Approximately 1 × 104 MCF-7 or ADR cells were collected and washed three times with ice-cold PBS. RNA extraction was performed using TRIzol reagent (Invitrogen). rRNA and genomic DNA were removed using a MICROBExpress Kit (Ambion) and DNase I (Invitrogen). The RNA was sheared, reverse transcribed with N6 random primers to obtain cDNA library and then qualified with an Agilent 2100 Bioanalyzer. Library sequencing was then performed using a combinatorial probe-anchor synthesis (cPAS)-based BGISEQ-500 sequencer (BGI) and base calling was conducted using BGISEQ-500 software (v0.3.8.1)69.

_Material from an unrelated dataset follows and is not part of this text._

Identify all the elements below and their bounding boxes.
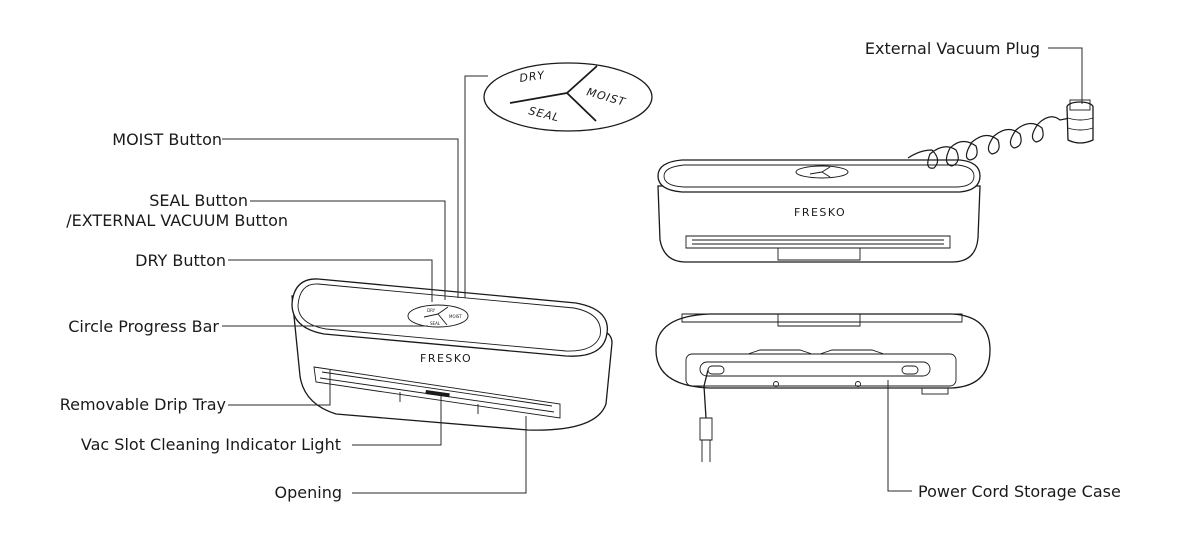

The raw RNA sequencing data are available in the Gene Expression Omnibus database under the accession code GSE141698. Two biological replicates were used for RNA-seq. The raw reads were filtered to remove the adaptor reads. SOAPnuke software (v2.1.0)70 was used to remove reads with more than 10% unknown bases and low-quality reads (the ratio of the bases with quality value Q ≤ 15 >50%). Bowtie2 and HISAT2 (v2.1.0)71 software were used to align the clean reads to the reference genome hg19. RSEM (v1.2.4)72 was then used to quantify the gene expression level using the fragments per kilobase of transcript per million mapped reads (FPKM) method. The DEGs were determined by DESeq273 (v1.18.1, fold change ≥ 2 and Benjamini–Hochberg FDR ≤ 0.001). The GO functional enrichment analysis was performed using Metascape software. Other bioinformatic analyses were performed using the phyper function in the R software package, including beanplot, ggplot2, igraph, venneuler.

Statistics and reproducibility

Statistical analyses were performed with two-sided unpaired Student’s t-test for single comparison using the GraphPad Prism 8.0 software and Microsoft excel 2019. p values < 0.05 was taken as statistically significant. The data are expressed as means ± SEM. To ensure reproducibility, blots and micrographs were repeated at least twice as indicated in the specific methods and legends. sWGA lectin ChIP-seq was performed once. Other RNA-seq, ChIP-seq and COGC-seq were repeated two times (biological replicates). Other experiments were performed at least two times (independent replicates with three biological replicates each). All results were successfully repeated. For Box plot: center-line is the median, box limits represent 25th and 75th percentile and whiskers are minimum and maximum. Detailed n values for each panel in the figures are stated in the corresponding legends.

Reporting summary

Further information on research design is available in the Nature Research Reporting Summary linked to this article.